Hours before dawn today, masked arsonists torched the Ingushetia office of Russia’s leading human rights organization, Memorial. Despite fire fighters’ efforts, it’s now little more than scorched debris.
This despicable attack likely has everything to do with Memorial’s work in neighboring Chechnya and its efforts to secure the release of Oyub Titiev, Memorial’s Chechnya director, who was arrested last week by Chechen authorities on bogus drug possession charges.
For many years, Memorial’s Ingushetia office has been home to those documenting abuses during and after the war in Chechnya – Russians and foreigners, journalists and human rights investigators. The office opened in 2000, as Ingushetia was flooded with people fleeing Chechnya. It’s where we interviewed countless victims of torture and grieving relatives of people forcibly disappeared or extra-judicially executed, in earlier years by Russian military and security officials, and then by Moscow-sponsored Chechen authorities.
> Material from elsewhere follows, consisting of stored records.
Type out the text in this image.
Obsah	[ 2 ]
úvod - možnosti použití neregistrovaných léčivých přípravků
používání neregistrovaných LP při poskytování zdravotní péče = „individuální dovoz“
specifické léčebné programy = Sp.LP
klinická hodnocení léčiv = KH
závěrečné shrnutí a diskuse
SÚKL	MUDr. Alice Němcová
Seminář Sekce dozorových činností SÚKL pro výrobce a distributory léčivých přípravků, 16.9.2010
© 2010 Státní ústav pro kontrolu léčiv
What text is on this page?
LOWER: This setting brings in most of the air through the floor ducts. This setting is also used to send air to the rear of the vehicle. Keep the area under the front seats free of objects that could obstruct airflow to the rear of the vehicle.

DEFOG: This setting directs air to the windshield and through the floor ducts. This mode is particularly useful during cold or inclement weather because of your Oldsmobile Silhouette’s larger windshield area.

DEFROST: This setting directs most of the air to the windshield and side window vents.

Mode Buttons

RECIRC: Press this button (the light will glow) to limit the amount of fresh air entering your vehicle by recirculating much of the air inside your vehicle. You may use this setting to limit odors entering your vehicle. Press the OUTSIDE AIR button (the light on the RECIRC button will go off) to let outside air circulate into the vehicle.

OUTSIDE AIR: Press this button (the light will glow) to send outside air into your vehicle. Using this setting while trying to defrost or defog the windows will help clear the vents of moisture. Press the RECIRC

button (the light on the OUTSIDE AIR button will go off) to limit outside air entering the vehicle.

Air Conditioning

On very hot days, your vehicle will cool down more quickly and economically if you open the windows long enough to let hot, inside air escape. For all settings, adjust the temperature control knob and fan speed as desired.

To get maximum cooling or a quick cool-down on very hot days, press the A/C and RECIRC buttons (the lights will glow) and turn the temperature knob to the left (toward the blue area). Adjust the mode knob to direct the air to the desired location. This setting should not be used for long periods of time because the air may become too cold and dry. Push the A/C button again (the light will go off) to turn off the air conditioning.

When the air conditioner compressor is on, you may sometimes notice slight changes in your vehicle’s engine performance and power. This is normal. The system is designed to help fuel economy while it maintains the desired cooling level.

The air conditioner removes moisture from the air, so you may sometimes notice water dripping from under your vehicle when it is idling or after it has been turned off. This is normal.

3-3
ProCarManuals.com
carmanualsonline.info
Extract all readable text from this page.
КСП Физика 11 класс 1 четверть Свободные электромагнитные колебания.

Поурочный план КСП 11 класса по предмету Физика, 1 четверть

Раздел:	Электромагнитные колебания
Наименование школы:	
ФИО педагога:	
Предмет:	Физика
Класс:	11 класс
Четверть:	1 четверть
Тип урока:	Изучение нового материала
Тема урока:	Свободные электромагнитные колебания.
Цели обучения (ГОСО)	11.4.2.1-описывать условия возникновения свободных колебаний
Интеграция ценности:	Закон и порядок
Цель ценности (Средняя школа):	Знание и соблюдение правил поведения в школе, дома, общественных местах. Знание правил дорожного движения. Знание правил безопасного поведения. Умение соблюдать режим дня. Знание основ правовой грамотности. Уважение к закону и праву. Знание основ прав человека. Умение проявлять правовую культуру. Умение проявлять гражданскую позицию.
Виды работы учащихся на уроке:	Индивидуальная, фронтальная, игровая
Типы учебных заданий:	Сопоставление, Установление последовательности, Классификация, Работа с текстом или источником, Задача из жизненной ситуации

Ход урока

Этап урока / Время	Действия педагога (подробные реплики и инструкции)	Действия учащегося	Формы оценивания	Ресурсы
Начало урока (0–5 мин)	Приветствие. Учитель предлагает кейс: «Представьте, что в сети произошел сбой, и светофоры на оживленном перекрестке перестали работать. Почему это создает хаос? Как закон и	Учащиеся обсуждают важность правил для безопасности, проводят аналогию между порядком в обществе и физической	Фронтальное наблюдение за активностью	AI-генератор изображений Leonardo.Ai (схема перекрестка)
Ramzan Kadyrov has ruled Chechnya through brutal repression with the Kremlin’s blessing for more than a decade; as he stepped up his vicious crackdown against even the mildest critics in recent years, some witnesses felt safer sharing their stories outside Chechnya – and Ingushetia is just next door.
Footage from a security camera outside Memorial’s office in the town of Nazran showed that at 3:35 a.m. on January 17, a car stopped by the two-story building and two men in face masks got out, carrying what looked like a plastic canister. One of them put up a ladder to the office window and started climbing up. After they were no longer visible on camera, they apparently broke the window to enter the premises, doused the room with a flammable liquid, and set it on fire. The camera recorded them climbing down, getting into their car and driving off. Fire fighters arrived and stopped the fire from consuming all of the office and the rest of the building. A police investigation is ongoing.
After Titiev’s brazen arrest, two leading Memorial representatives and a defense attorney from Moscow arrived in Ingushetia. They’ve been making the 90-minute drive to Chechnya every morning to work on the case, and then returning at night. They told me they were experiencing harassment and surveillance while going about their business in Chechnya.
Titiev’s arrest is clearly aimed at punishing him for his human rights work and forcing Memorial to stop exposing abuses by Chechen authorities. Given these circumstances, the arson attack on Memorial’s office is surely no coincidence.